Особенно много стали писать об экспедиции, когда «Святая Анна» в июле пришла в Петербург и встала у набережной в центре города. Красивая шхуна сразу привлекла внимание гуляющих, и они с интересом поднимались на борт, где их приветливо встречал элегантный, в галстуке «бабочкой» помощник капитана Николай Андреев, который с удоволь ствием показывал им шхуну и рассказывал о предстоящем романтическом и опасном путешествии. Среди экскурсантов были и журналисты, их заметки выходили под заголовками «По великому Северному пути» или «По стопам Норденшельда».

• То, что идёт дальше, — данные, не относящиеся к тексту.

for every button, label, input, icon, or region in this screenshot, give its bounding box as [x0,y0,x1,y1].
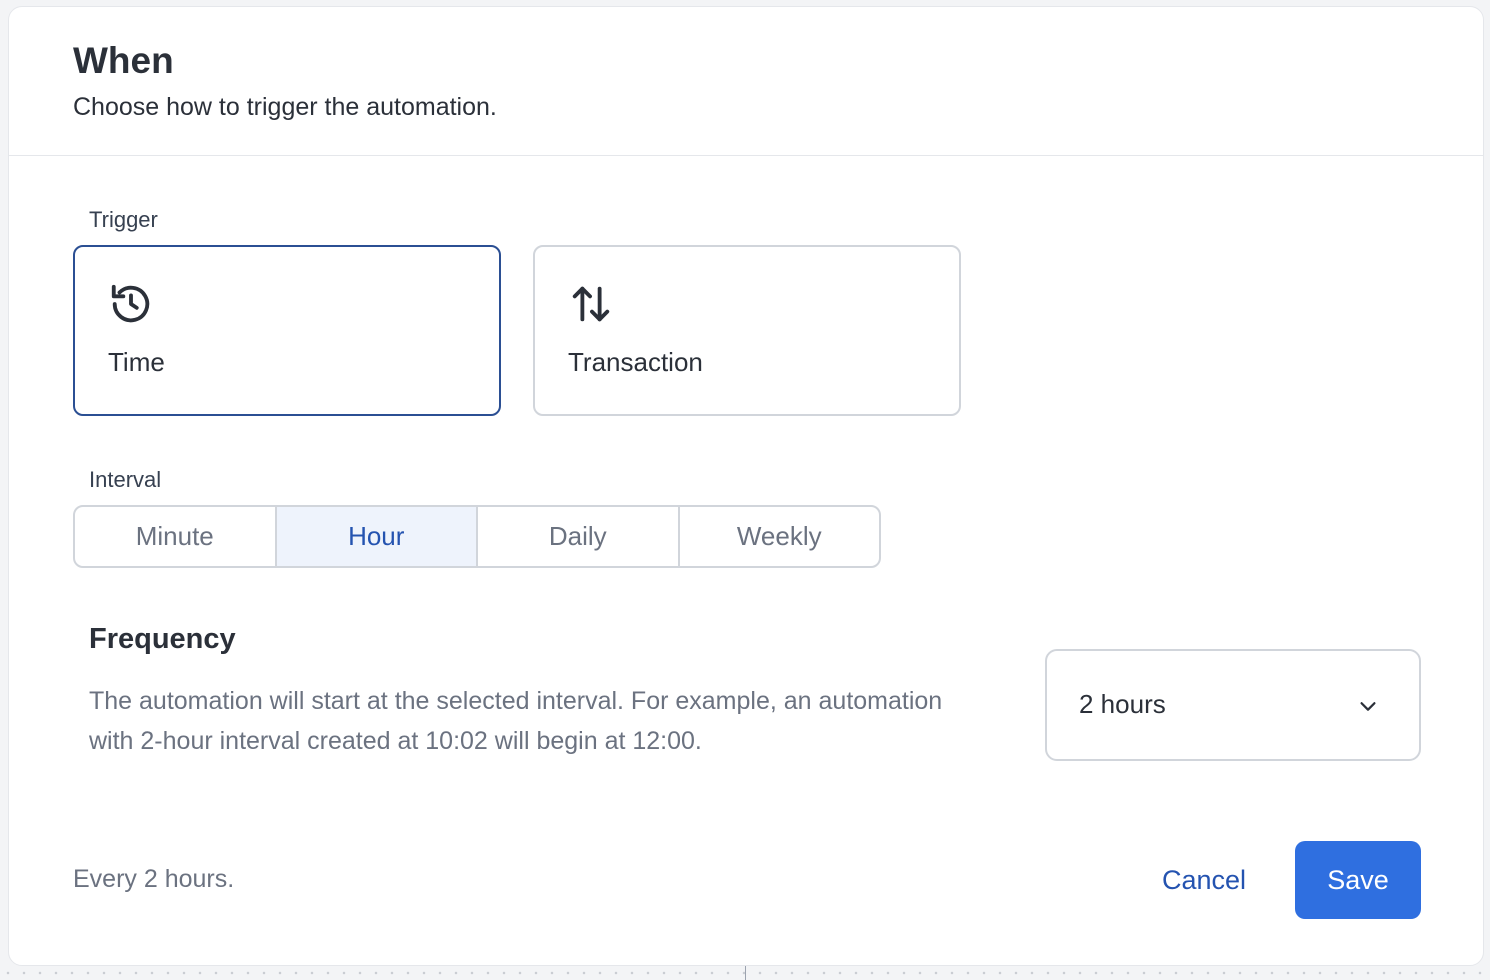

Вот, например, публикация из газеты «Новое Время» [22]:
«Рослый и бородатый гребец доставил нас на судно. По лестнице, со слабо натянутой веревкой вместо перил, мы взобрались на палубу „Святой Анны”, где были встречены помощником капитана лейтенантом Андреевым. В уютной кают-компании, где все было миниатюрно и вместе с тем не лишено интимного комфорта, радушные хозяева угостили нас „сода-виски”, и тут же на большом круглом столе была разложена „Карта Северного Ледовитого океана в границах Российской Империи, составленная на основании гидрографических исследований с 1734 по 1871 год”.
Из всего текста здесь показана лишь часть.